Anna: At the University of Wisconsin, where I began this work, and now at Oklahoma State University, I have been keenly aware of the complicated and critical roles that major land-grant universities have played in the development of our intertwined systems of business, agriculture, and science. Universities have really never been these independent institutions, pursuing knowledge for the sake of intellectual truth, especially at land-grant colleges, which were established with the explicit purpose of serving the public, and especially the country’s farmers.
What’s interesting about the story of canning pea agriculture in Wisconsin is that it wasn’t just the well-established farmers who benefited from this state interest in agriculture — it was also the canners and food processors in that middle place between producers and consumers. And, in turn, the canners’ direct engagement with agricultural science — both in funding it and in breeding new varieties, addressing pests and blight, working out contracts with farmers — reshaped agricultural science and farming practices more broadly.
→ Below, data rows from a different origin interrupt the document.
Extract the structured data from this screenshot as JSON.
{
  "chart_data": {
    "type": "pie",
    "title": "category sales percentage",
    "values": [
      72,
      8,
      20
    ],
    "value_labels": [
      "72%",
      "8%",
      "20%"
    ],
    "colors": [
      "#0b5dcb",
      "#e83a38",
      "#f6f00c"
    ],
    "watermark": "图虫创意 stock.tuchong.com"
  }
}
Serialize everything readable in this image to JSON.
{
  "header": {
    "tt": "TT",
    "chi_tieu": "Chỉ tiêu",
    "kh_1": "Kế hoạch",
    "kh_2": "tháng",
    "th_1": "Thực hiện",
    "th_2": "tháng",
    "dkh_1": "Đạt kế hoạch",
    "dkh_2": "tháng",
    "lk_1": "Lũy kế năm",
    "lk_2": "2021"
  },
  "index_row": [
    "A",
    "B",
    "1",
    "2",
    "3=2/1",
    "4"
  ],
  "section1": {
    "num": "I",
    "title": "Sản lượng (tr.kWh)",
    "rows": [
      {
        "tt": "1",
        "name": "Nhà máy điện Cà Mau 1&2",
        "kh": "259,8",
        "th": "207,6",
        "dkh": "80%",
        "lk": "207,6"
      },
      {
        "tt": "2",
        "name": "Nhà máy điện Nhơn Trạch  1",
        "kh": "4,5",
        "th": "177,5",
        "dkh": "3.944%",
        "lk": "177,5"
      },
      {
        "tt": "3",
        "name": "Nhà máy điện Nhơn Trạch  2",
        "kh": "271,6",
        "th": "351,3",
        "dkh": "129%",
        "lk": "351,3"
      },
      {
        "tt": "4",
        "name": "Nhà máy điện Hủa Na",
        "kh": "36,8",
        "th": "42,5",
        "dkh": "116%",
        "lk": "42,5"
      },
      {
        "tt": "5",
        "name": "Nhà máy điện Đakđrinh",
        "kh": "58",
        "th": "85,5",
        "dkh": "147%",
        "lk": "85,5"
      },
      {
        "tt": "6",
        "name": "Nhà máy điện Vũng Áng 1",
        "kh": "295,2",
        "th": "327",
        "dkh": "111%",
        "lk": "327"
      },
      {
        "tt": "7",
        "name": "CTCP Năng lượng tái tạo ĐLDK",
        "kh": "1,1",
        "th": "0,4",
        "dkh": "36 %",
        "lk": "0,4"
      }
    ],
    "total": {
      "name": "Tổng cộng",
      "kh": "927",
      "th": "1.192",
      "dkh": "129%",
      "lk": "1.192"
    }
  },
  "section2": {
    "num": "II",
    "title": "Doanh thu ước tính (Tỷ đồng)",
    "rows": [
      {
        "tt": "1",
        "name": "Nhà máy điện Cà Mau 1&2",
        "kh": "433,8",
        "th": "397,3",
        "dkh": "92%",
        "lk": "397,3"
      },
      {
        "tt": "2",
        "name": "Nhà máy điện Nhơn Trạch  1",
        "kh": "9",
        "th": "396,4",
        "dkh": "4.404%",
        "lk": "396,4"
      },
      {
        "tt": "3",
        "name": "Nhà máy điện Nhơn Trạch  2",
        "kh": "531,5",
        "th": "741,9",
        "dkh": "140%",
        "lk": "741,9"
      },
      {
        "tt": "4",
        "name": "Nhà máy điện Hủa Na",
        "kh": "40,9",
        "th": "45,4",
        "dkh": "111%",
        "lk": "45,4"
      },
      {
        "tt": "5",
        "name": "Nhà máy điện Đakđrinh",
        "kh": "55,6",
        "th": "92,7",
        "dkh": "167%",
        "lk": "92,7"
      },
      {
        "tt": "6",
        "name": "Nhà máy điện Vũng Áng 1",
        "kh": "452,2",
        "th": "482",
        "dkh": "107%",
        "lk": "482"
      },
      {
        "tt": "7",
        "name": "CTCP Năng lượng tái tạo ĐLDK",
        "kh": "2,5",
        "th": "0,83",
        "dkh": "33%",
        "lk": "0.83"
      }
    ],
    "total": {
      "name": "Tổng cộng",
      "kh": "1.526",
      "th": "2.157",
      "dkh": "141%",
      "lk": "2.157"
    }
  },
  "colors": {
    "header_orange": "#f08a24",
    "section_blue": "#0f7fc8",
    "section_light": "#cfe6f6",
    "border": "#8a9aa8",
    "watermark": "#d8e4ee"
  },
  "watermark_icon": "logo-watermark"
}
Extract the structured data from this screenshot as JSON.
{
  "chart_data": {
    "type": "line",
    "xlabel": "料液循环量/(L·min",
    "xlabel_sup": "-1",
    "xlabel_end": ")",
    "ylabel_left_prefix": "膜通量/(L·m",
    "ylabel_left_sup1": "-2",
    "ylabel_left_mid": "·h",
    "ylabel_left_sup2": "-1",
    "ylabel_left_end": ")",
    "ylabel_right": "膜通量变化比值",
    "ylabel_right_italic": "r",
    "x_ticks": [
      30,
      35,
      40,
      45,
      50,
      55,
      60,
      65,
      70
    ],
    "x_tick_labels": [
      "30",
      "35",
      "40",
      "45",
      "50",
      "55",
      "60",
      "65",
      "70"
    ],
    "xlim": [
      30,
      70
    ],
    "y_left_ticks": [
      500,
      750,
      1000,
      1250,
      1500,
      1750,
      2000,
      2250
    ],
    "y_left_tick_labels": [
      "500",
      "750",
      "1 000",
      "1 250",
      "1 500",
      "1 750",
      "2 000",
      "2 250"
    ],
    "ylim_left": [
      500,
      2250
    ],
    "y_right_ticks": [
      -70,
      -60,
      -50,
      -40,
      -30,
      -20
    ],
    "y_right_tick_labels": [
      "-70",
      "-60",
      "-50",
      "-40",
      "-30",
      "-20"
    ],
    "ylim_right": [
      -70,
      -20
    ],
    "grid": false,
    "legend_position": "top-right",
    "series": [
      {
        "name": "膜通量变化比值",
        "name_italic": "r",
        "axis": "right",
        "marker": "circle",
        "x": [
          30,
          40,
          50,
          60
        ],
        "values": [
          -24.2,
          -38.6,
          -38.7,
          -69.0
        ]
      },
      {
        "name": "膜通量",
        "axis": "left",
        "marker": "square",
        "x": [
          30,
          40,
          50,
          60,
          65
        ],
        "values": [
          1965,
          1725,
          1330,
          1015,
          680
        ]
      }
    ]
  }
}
Emily: In Chapter Four on grade labels and tomatoes, you examine a key turning point in the way that canned food producers worked to foster consumer trust. They shifted from supporting government regulation and labeling as “the knowledge of quality” toward branding and advertising as “the illusion of quality” (134). How monumental was this change in the making of our modern food system?
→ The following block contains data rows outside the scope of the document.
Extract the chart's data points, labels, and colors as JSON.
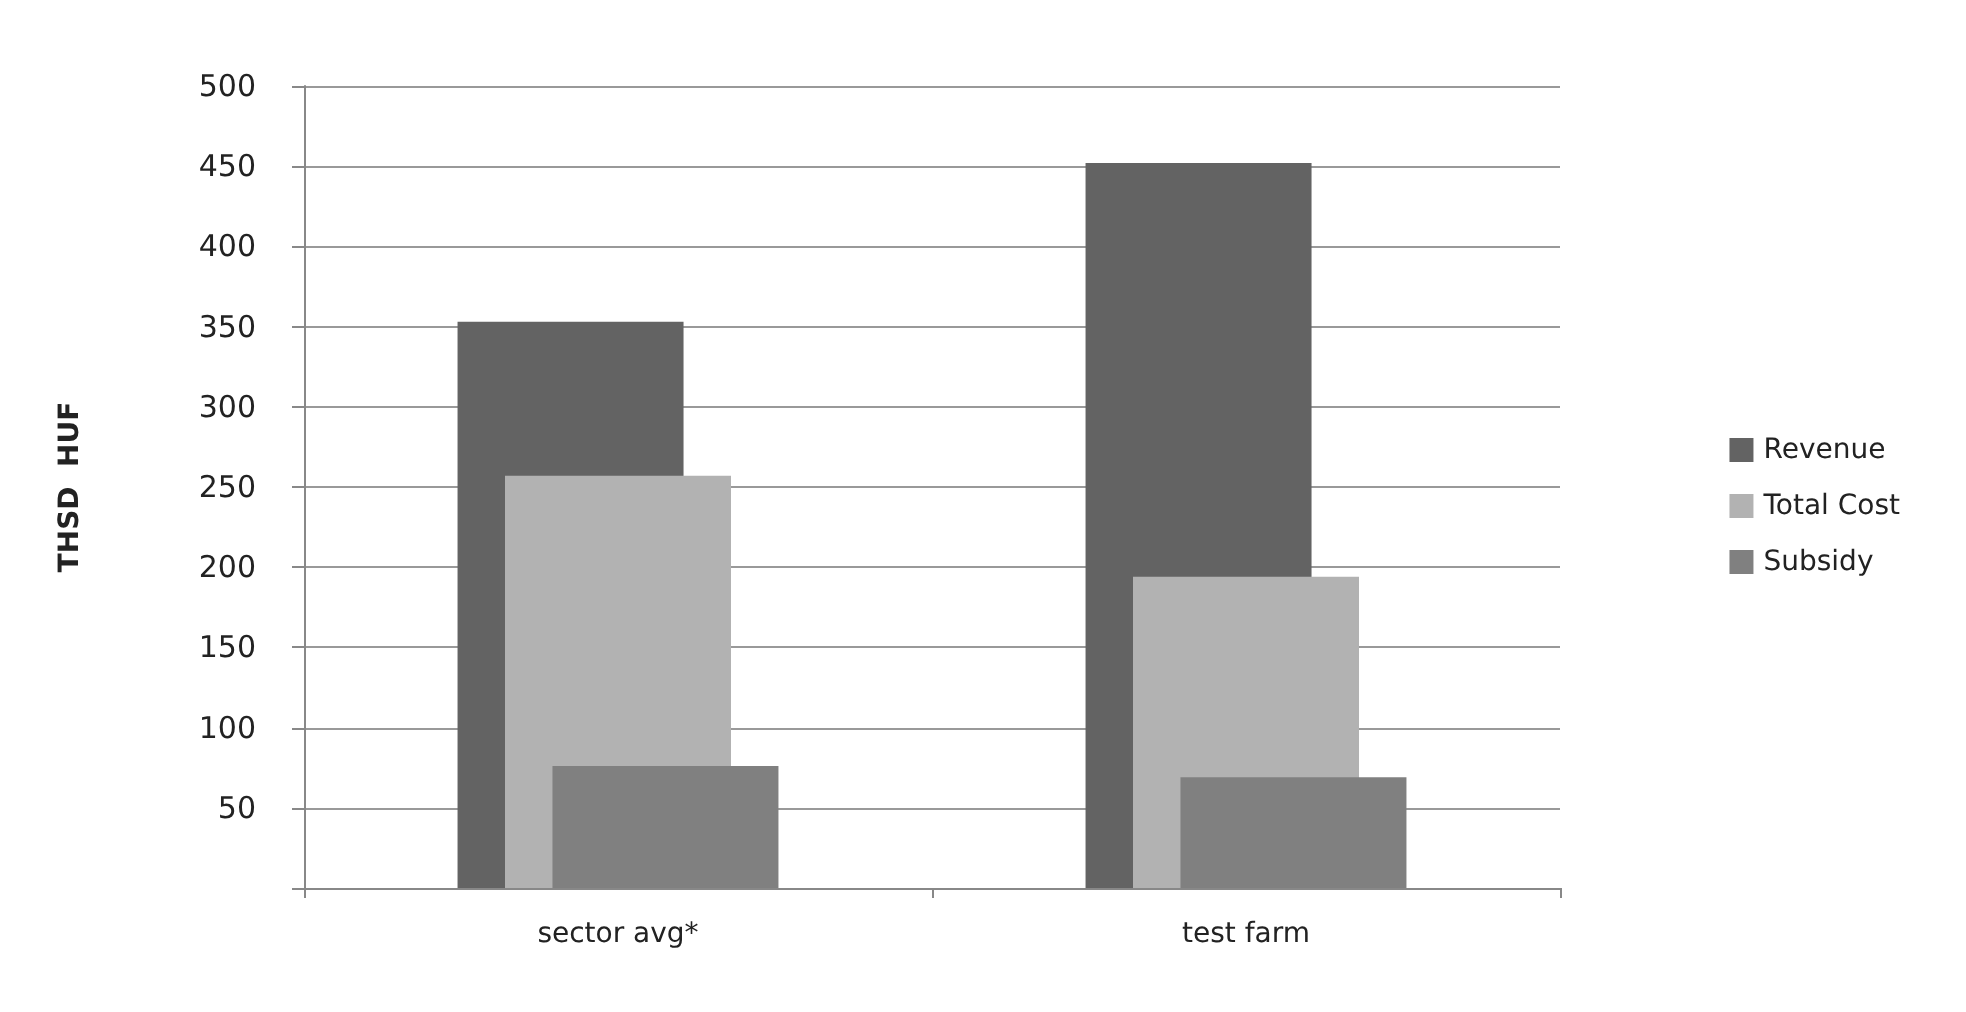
{
  "chart_data": {
    "type": "bar",
    "ylabel": "THSD  HUF",
    "categories": [
      "sector avg*",
      "test farm"
    ],
    "series": [
      {
        "name": "Revenue",
        "color": "#636363",
        "values": [
          353,
          452
        ]
      },
      {
        "name": "Total Cost",
        "color": "#b2b2b2",
        "values": [
          257,
          194
        ]
      },
      {
        "name": "Subsidy",
        "color": "#808080",
        "values": [
          76,
          69
        ]
      }
    ],
    "ylim": [
      0,
      500
    ],
    "yticks": [
      {
        "value": 0,
        "label": null
      },
      50,
      100,
      150,
      200,
      250,
      300,
      350,
      400,
      450,
      500
    ],
    "grid": "y",
    "legend": "right"
  }
}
Anna: One of the lessons that my book offers is that canners are and have always been keenly interested in consumer preferences. When consumers express their desires, food processors listen. But how closely they listen has been largely a function of the vulnerability the industry has felt over time. The 1930s case offers a moment of transition when canners were feeling their relative strength and used it as a platform from which they could reject the New Deal suggestion of grade labels. They hoped that brand names and advertising campaigns would be enough to win consumer trust, without actually conveying quality directly.
As I write also on page 134, “They tried to make the opacity of the can a positive attribute instead of a negative one, offering consumers fantastic visions of what was inside, rather than a more realistic window into the can.” Our modern food system expects us to buy packaged foods for much the same reasons — out of complacency and an inability to imagine any alternative. They are able to keep consumer devotion so long as they maintain that “illusion of quality.”
Emily: You compellingly argue at the end of your final chapter on BPA in Campbell’s soup, “To change what we eat, we must change the institutions that feed us” (185). What lessons does the history of canned food offer about our current food system, how it works, and how it might be transformed?
Anna: Even though I’m committed to individual action myself, a study that I cite in that chapter served as a major wake-up call. It found a group of consumers who ate no canned food and ate a local, organic diet actually ended up with higher levels of endocrine-disrupting chemicals in their blood than a control group on a standard American diet, for reasons outside their control. No matter how much we might do to protect ourselves from the ills of a modern food system, there are far too many variables (and far too many people hurt besides ourselves) to make change only at the individual level.
The story of Canned shows that systematic, regulatory change has been possible in times past, and that the food industry actually welcomed it when they believed it would help them win over consumers. So, this gives me hope in the power of consumer (and voter) direct action. If we can make the food industry know that it is threatened, if we can make it feel its vulnerability, perhaps there is space for real change. At least I hope so.